2 November 1899

The Boers begin their 118-day siege of British-held Ladysmith during the Second Boer War.

The Second Boer War, also known as the Anglo-Boer War or the Second Anglo-Boer War, was a conflict that took place between 1899 and 1902 in South Africa. It was fought between the British Empire and two Boer states, the South African Republic (also known as the Transvaal) and the Orange Free State. The war was a result of longstanding tensions and conflicts over British imperial interests, mineral wealth, and the desire for independence among the Boers, who were of Dutch descent.

Causes: The primary causes of the war were British imperial ambitions and the desire to control the rich gold and diamond resources in the Boer states. The British also sought to extend their influence over the region.

Outbreak: The war began on October 11, 1899, when the British, under the leadership of Sir Alfred Milner and Lord Roberts, launched an invasion of the Transvaal and the Orange Free State. The Boers, led by figures such as Paul Kruger and Louis Botha, mounted a strong resistance.

Guerilla Warfare: After initial British successes, the Boers transitioned to guerrilla warfare tactics, making it difficult for the British to defeat them in open battles. This phase of the war dragged on for several years, with the Boers using their knowledge of the terrain to their advantage.

Concentration Camps: The Second Boer War is infamous for the establishment of British-run concentration camps to house Boer civilians, particularly women and children, who were displaced by the conflict.
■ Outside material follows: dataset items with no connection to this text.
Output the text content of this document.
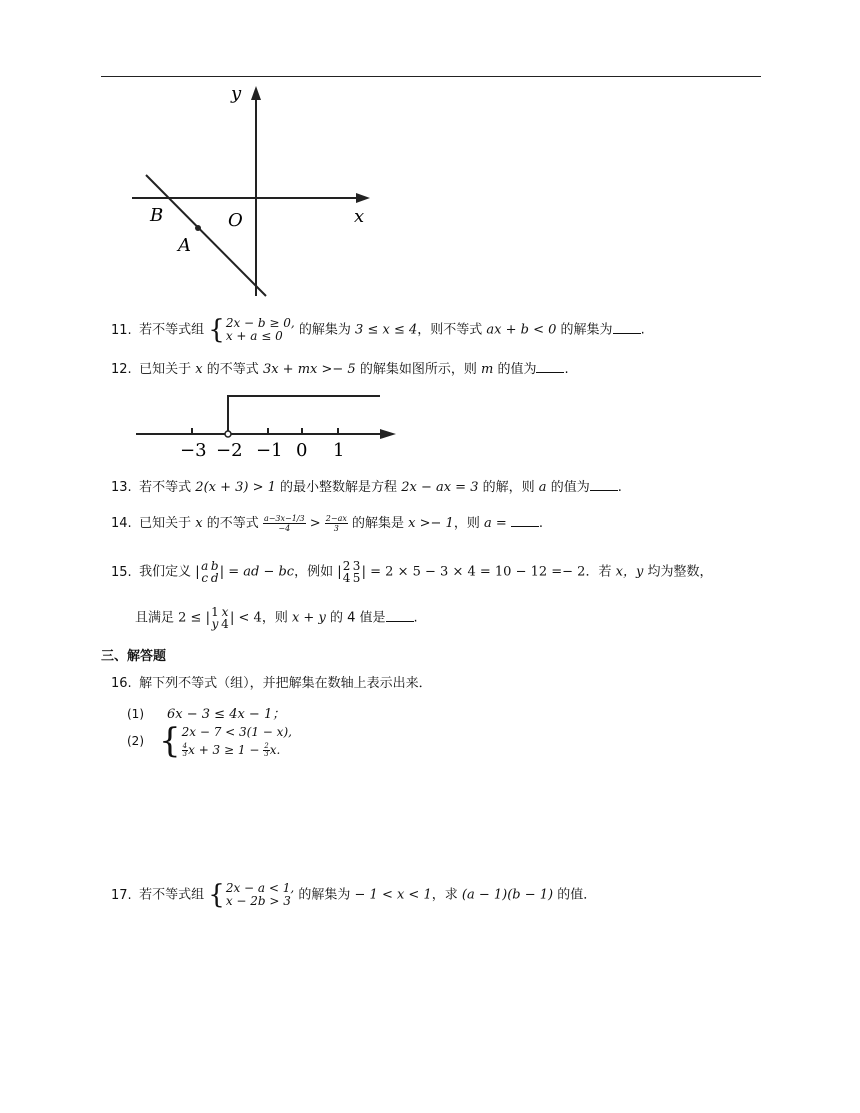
y
x
O
B
A
11. 若不等式组 {2x − b ≥ 0,
x + a ≤ 0 的解集为 3 ≤ x ≤ 4，则不等式 ax + b < 0 的解集为 .
12. 已知关于 x 的不等式 3x + mx >− 5 的解集如图所示，则 m 的值为 .
−3 −2 −1 0 1
13. 若不等式 2(x + 3) > 1 的最小整数解是方程 2x − ax = 3 的解，则 a 的值为 .
14. 已知关于 x 的不等式 $\frac{a-3x-1/3}{-4} > \frac{2-ax}{3}$ 的解集是 x >− 1，则 a = .
15. 我们定义 |a b
c d| = ad − bc，例如 |2 3
4 5| = 2 × 5 − 3 × 4 = 10 − 12 =− 2．若 x，y 均为整数，
且满足 2 ≤ |1 x
y 4| < 4，则 x + y 的 4 值是 .
三、解答题
16. 解下列不等式（组），并把解集在数轴上表示出来．
(1) 6x − 3 ≤ 4x − 1；
(2) {2x − 7 < 3(1 − x),

$\frac{4}{3}$ $x + 3 \ge 1 - \frac{2}{3} x$.
17. 若不等式组 {2x − a < 1,
x − 2b > 3 的解集为 − 1 < x < 1，求 (a − 1)(b − 1) 的值．
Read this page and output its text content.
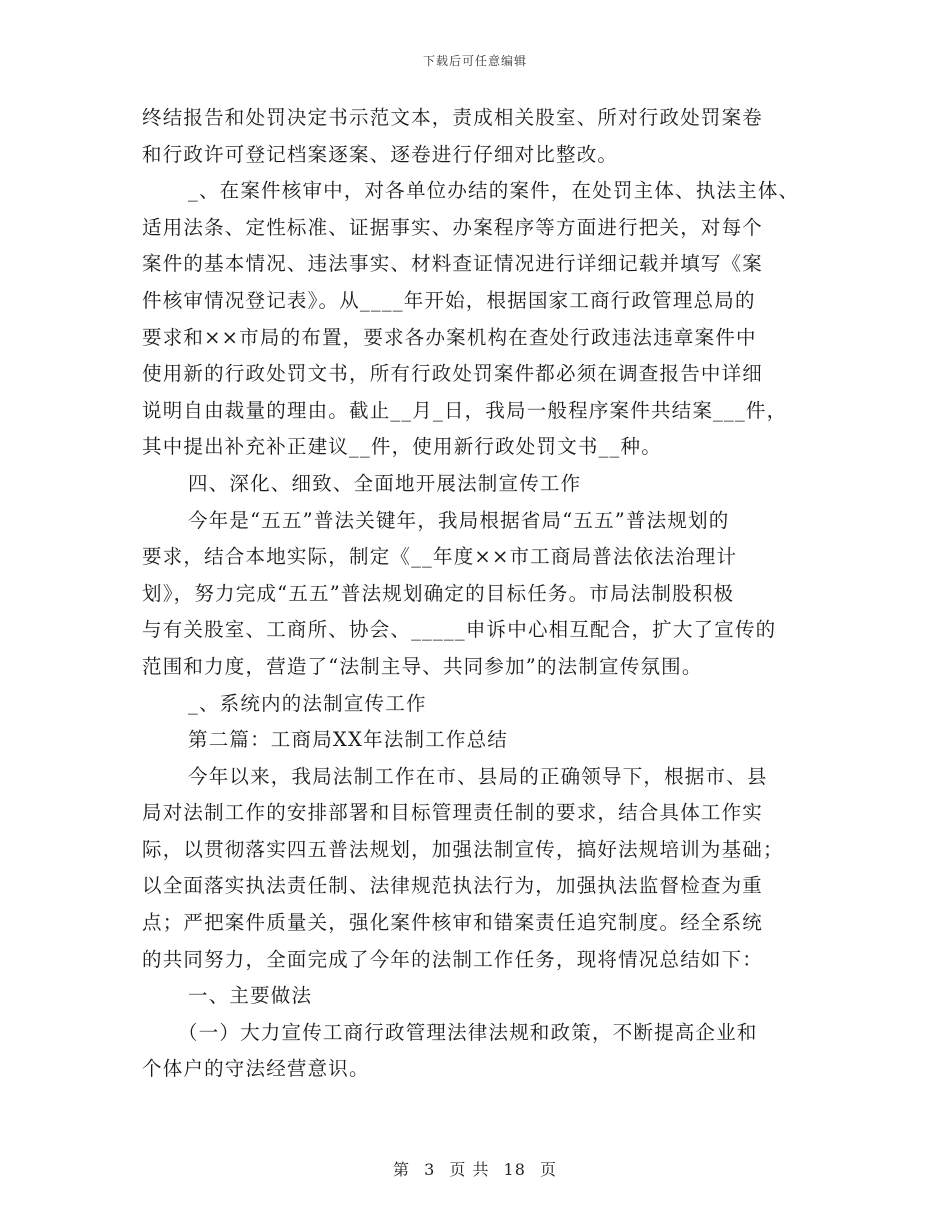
下载后可任意编辑
终结报告和处罚决定书示范文本，责成相关股室、所对行政处罚案卷
和行政许可登记档案逐案、逐卷进行仔细对比整改。
_、在案件核审中，对各单位办结的案件，在处罚主体、执法主体、
适用法条、定性标准、证据事实、办案程序等方面进行把关，对每个
案件的基本情况、违法事实、材料查证情况进行详细记载并填写《案
件核审情况登记表》。从____年开始，根据国家工商行政管理总局的
要求和××市局的布置，要求各办案机构在查处行政违法违章案件中
使用新的行政处罚文书，所有行政处罚案件都必须在调查报告中详细
说明自由裁量的理由。截止__月_日，我局一般程序案件共结案___件，
其中提出补充补正建议__件，使用新行政处罚文书__种。
四、深化、细致、全面地开展法制宣传工作
今年是“五五”普法关键年，我局根据省局“五五”普法规划的
要求，结合本地实际，制定《__年度××市工商局普法依法治理计
划》，努力完成“五五”普法规划确定的目标任务。市局法制股积极
与有关股室、工商所、协会、_____申诉中心相互配合，扩大了宣传的
范围和力度，营造了“法制主导、共同参加”的法制宣传氛围。
_、系统内的法制宣传工作
第二篇：工商局XX年法制工作总结
今年以来，我局法制工作在市、县局的正确领导下，根据市、县
局对法制工作的安排部署和目标管理责任制的要求，结合具体工作实
际，以贯彻落实四五普法规划，加强法制宣传，搞好法规培训为基础；
以全面落实执法责任制、法律规范执法行为，加强执法监督检查为重
点；严把案件质量关，强化案件核审和错案责任追究制度。经全系统
的共同努力，全面完成了今年的法制工作任务，现将情况总结如下：
一、主要做法
（一）大力宣传工商行政管理法律法规和政策，不断提高企业和
个体户的守法经营意识。
第 3 页 共 18 页
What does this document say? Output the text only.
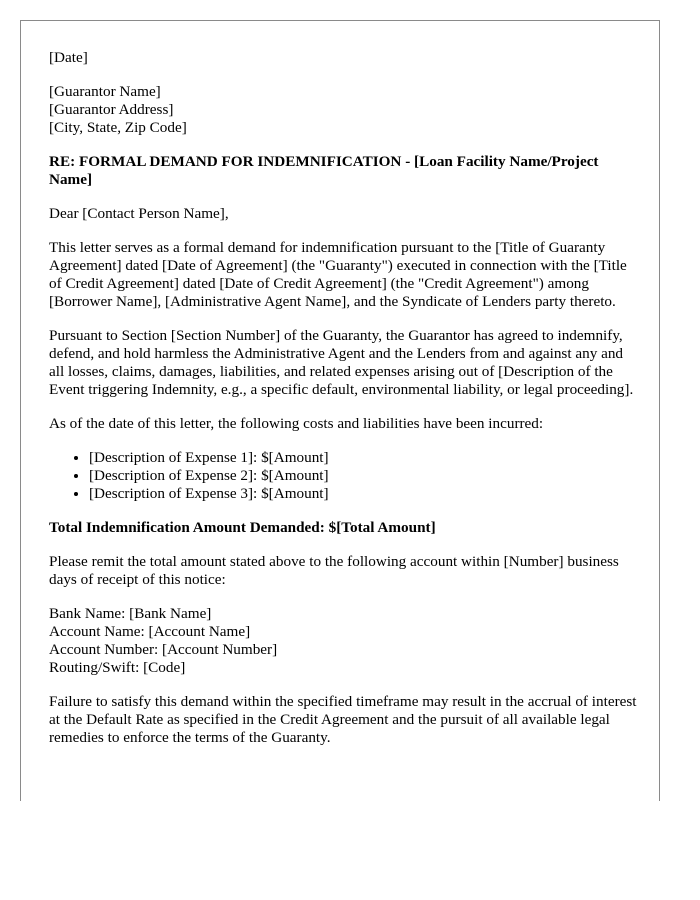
[Date]
[Guarantor Name]
[Guarantor Address]
[City, State, Zip Code]
RE: FORMAL DEMAND FOR INDEMNIFICATION - [Loan Facility Name/Project Name]
Dear [Contact Person Name],
This letter serves as a formal demand for indemnification pursuant to the [Title of Guaranty Agreement] dated [Date of Agreement] (the "Guaranty") executed in connection with the [Title of Credit Agreement] dated [Date of Credit Agreement] (the "Credit Agreement") among [Borrower Name], [Administrative Agent Name], and the Syndicate of Lenders party thereto.
Pursuant to Section [Section Number] of the Guaranty, the Guarantor has agreed to indemnify, defend, and hold harmless the Administrative Agent and the Lenders from and against any and all losses, claims, damages, liabilities, and related expenses arising out of [Description of the Event triggering Indemnity, e.g., a specific default, environmental liability, or legal proceeding].
As of the date of this letter, the following costs and liabilities have been incurred:
• [Description of Expense 1]: $[Amount]
• [Description of Expense 2]: $[Amount]
• [Description of Expense 3]: $[Amount]
Total Indemnification Amount Demanded: $[Total Amount]
Please remit the total amount stated above to the following account within [Number] business days of receipt of this notice:
Bank Name: [Bank Name]
Account Name: [Account Name]
Account Number: [Account Number]
Routing/Swift: [Code]
Failure to satisfy this demand within the specified timeframe may result in the accrual of interest at the Default Rate as specified in the Credit Agreement and the pursuit of all available legal remedies to enforce the terms of the Guaranty.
The conditions in these camps were often deplorable, and many people suffered and died from disease and malnutrition.

Treaty of Vereeniging: The war ended on May 31, 1902, with the signing of the Treaty of Vereeniging. The treaty recognized the independence of the two Boer states, while also acknowledging the British sovereignty over the entire territory. It established a framework for reconciliation and the eventual formation of the Union of South Africa in 1910.

Legacy: The Second Boer War had a profound impact on South Africa and its people. It contributed to the development of Afrikaner nationalism and a sense of identity among the Boers, which would later shape the country’s political landscape. The war also left a legacy of bitterness and division, particularly between the English-speaking and Afrikaner communities.